Nous nous situons dans une conception essentialiste ou auto-axiologique des valeurs dans laquelle les valeurs (au pluriel) sont nécessairement (c’est-à-dire logiquement, c’est-à-dire de droit) déductibles des trois valeurs suprêmes à la mode platonicienne, qui existent préalablement à toutes choses, déjà en soi (la Vrai, le Bien, le Beau). Est de la valeur, a de  la valeur, ce qui mérite d’être (et, ainsi, de demeurer). Vous placerez donc dans votre bibliothèque Des valeurs de Nathalie Heinich à côté de son tuteur, ou garde-fou comme vous voudrez, à (autre) savoir Max Scheler, Le formalisme en éthique et l’éthique matériale des valeurs, espace mixte dans vos rayonnages où la Bibliothèque des Sciences humaines de Gallimard ne saurait se séparer de celle de Philosophie.
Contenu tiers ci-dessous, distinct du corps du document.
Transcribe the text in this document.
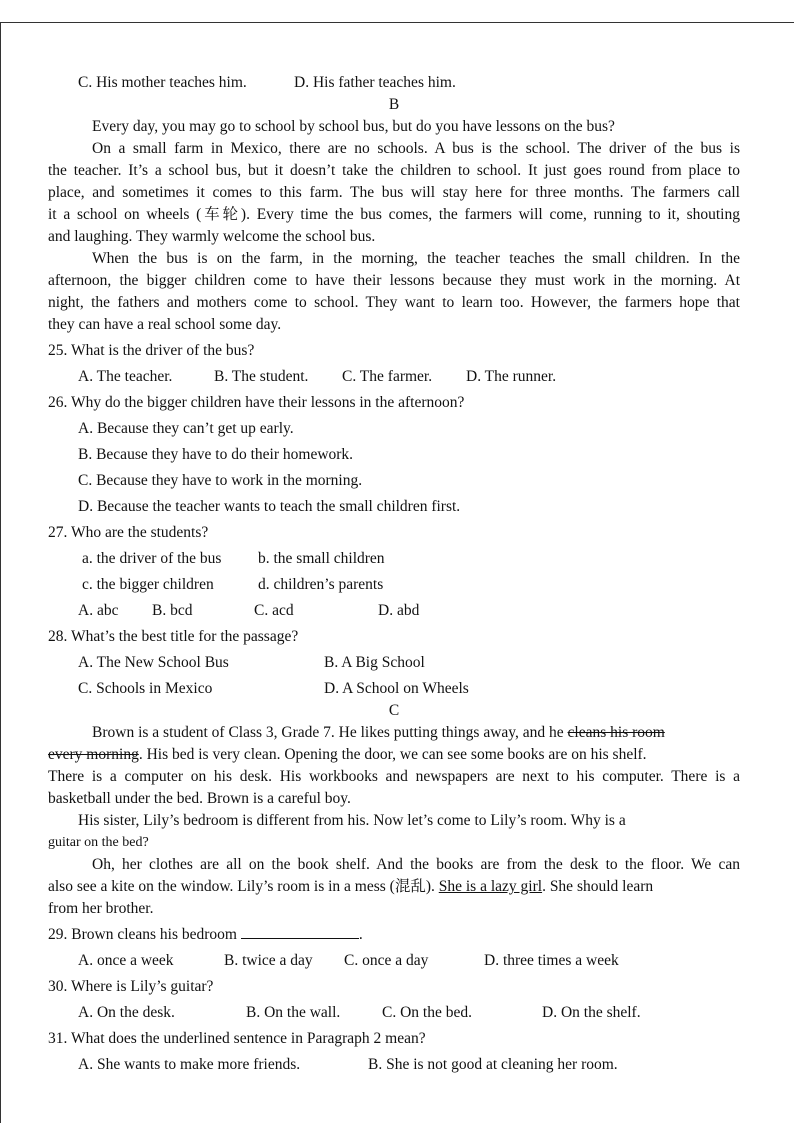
C. His mother teaches him.	D. His father teaches him.
B
Every day, you may go to school by school bus, but do you have lessons on the bus?
On a small farm in Mexico, there are no schools. A bus is the school. The driver of the bus is
the teacher. It’s a school bus, but it doesn’t take the children to school. It just goes round from place to
place, and sometimes it comes to this farm. The bus will stay here for three months. The farmers call
it a school on wheels (车轮). Every time the bus comes, the farmers will come, running to it, shouting
and laughing. They warmly welcome the school bus.
When the bus is on the farm, in the morning, the teacher teaches the small children. In the
afternoon, the bigger children come to have their lessons because they must work in the morning. At
night, the fathers and mothers come to school. They want to learn too. However, the farmers hope that
they can have a real school some day.
25. What is the driver of the bus?
A. The teacher.	B. The student.	C. The farmer.	D. The runner.
26. Why do the bigger children have their lessons in the afternoon?
A. Because they can’t get up early.
B. Because they have to do their homework.
C. Because they have to work in the morning.
D. Because the teacher wants to teach the small children first.
27. Who are the students?
a. the driver of the bus	b. the small children
c. the bigger children	d. children’s parents
A. abc	B. bcd	C. acd	D. abd
28. What’s the best title for the passage?
A. The New School Bus	B. A Big School
C. Schools in Mexico	D. A School on Wheels
C
Brown is a student of Class 3, Grade 7. He likes putting things away, and he cleans his room
every morning. His bed is very clean. Opening the door, we can see some books are on his shelf.
There is a computer on his desk. His workbooks and newspapers are next to his computer. There is a
basketball under the bed. Brown is a careful boy.
His sister, Lily’s bedroom is different from his. Now let’s come to Lily’s room. Why is a
guitar on the bed?
Oh, her clothes are all on the book shelf. And the books are from the desk to the floor. We can
also see a kite on the window. Lily’s room is in a mess (混乱). She is a lazy girl. She should learn
from her brother.
29. Brown cleans his bedroom	.
A. once a week	B. twice a day	C. once a day	D. three times a week
30. Where is Lily’s guitar?
A. On the desk.	B. On the wall.	C. On the bed.	D. On the shelf.
31. What does the underlined sentence in Paragraph 2 mean?
A. She wants to make more friends.	B. She is not good at cleaning her room.
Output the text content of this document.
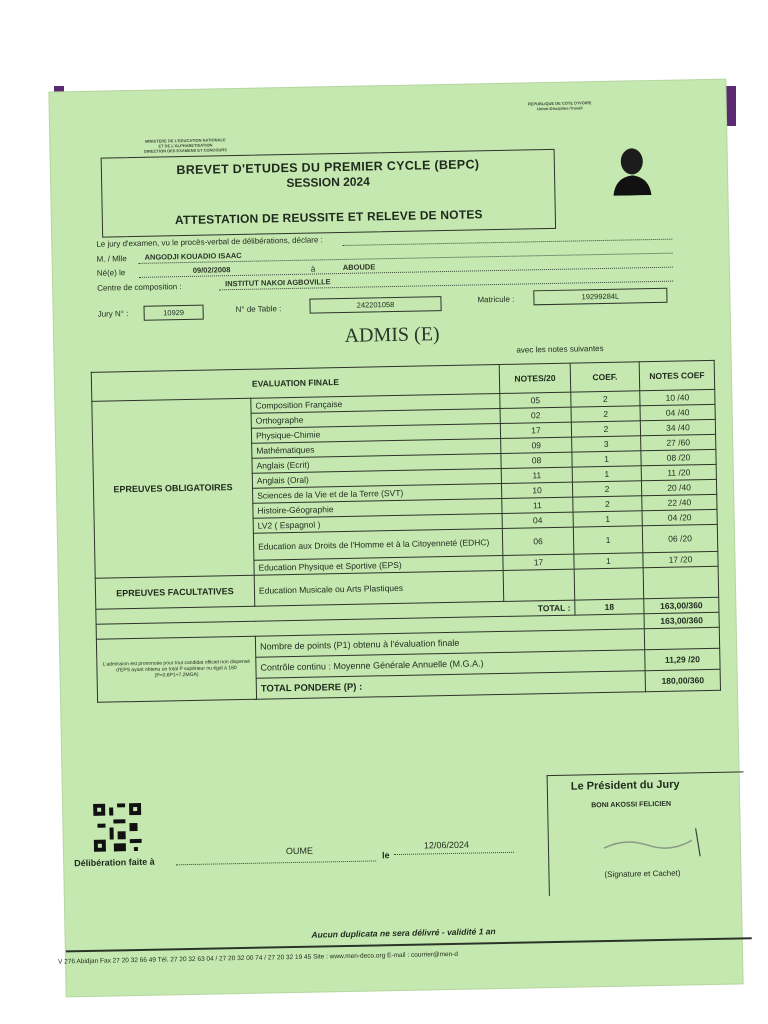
MINISTERE DE L'EDUCATION NATIONALE
ET DE L'ALPHABETISATION
DIRECTION DES EXAMENS ET CONCOURS
REPUBLIQUE DE COTE D'IVOIRE
Union-Discipline-Travail
BREVET D'ETUDES DU PREMIER CYCLE (BEPC)
SESSION 2024
ATTESTATION DE REUSSITE ET RELEVE DE NOTES
Le jury d'examen, vu le procès-verbal de délibérations, déclare :
M. / Mlle ANGODJI KOUADIO ISAAC
Né(e) le	09/02/2008	à	ABOUDE
Centre de composition :	INSTITUT NAKOI AGBOVILLE
Jury N° :	10929	N° de Table :	242201058
Matricule :	19299284L
ADMIS (E)
avec les notes suivantes
EVALUATION FINALE		NOTES/20	COEF.	NOTES COEF
EPREUVES OBLIGATOIRES	Composition Française	05	2	10 /40
	Orthographe	02	2	04 /40
	Physique-Chimie	17	2	34 /40
	Mathématiques	09	3	27 /60
	Anglais (Ecrit)	08	1	08 /20
	Anglais (Oral)	11	1	11 /20
	Sciences de la Vie et de la Terre (SVT)	10	2	20 /40
	Histoire-Géographie	11	2	22 /40
	LV2 ( Espagnol )	04	1	04 /20
	Education aux Droits de l'Homme et à la Citoyenneté (EDHC)	06	1	06 /20
	Education Physique et Sportive (EPS)	17	1	17 /20
EPREUVES FACULTATIVES	Education Musicale ou Arts Plastiques			
TOTAL :			18	163,00/360
				163,00/360
L'admission est prononcée pour tout candidat officiel non dispensé d'EPS ayant obtenu un total P supérieur ou égal à 180 (P=0,6P1+7,2MGA)	Nombre de points (P1) obtenu à l'évaluation finale			
	Contrôle continu : Moyenne Générale Annuelle (M.G.A.)			11,29 /20
	TOTAL PONDERE (P) :			180,00/360
Délibération faite à
OUME	le
12/06/2024
Le Président du Jury
BONI AKOSSI FELICIEN
(Signature et Cachet)
Aucun duplicata ne sera délivré - validité 1 an
V 276 Abidjan Fax 27 20 32 66 49 Tél. 27 20 32 63 04 / 27 20 32 00 74 / 27 20 32 19 45 Site : www.men-deco.org E-mail : courrier@men-d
Dans ces trois valeurs-principes s’emboîteront telles des poupées-russes les valeurs non pas plurielles mais au pluriel c’est-à-dire incarnées par l’homme en tant que tel, ses actions et ses œuvres (au bas mot, ses objets), sous-réserve de garder à l’esprit qu’incarnées, ces valeurs directrices peuvent être mises en concurrences voire réduites à néant dans la mesure où cette valeur ne ferait plus montre de mérite, c’est-à-dire ne serait pas éprouvée. Cette dernière notion a partie liée, et bien liée, avec celle de souffrance. Ainsi encore peut-on parler de la beauté ou de la vérité d’une (bonne) action de l’homme, de la beauté ou de la vérité d’une de ses œuvres. Mais la beauté éventuelle de l’homme, de la femme ne peut en aucune manière détenir de la valeur, avoir de la valeur car elle n’est a priori pas éprouvée et ne dépend pas du mérite de celui par elle prétendument revêtu[1].

C’est le pendant sociologique pur – qui ne peut, s’il se respecte, que s’attacher viscéralement à respecter cette tournure apparemment unanimement objective – de ce schéma philosophique qu’articule notre distinguée sociologue, grammairienne de la grammaire dont use le commun des mortels dans leur faculté, qu’ils croient à tort omnisciente, de juger. C’est un régal de lire cette superbe analyse de notre entendement qui, esclave d’addictions d’autant plus prégnantes qu’elles sont ignorées, n’entend jamais rien sauf lorsque, à tête reposée, il se coule ici dans l’intelligence par nature pénétrante d’un verbe dont on se surprend à nous découvrir quasi-disposé à le parer d’une majuscule tant Nathalie Heinich excelle à nous faire discerner pourquoi notre constante pitié nous fait malgré tout aimer la corrida, s’exaspérer de dame Angot aux fictions sûrement plus salaces si elles n’étaient pas les siennes et aussi d’arts premiers qui ne sauraient s’offusquer de se voir dire de manière équipollente primitifs.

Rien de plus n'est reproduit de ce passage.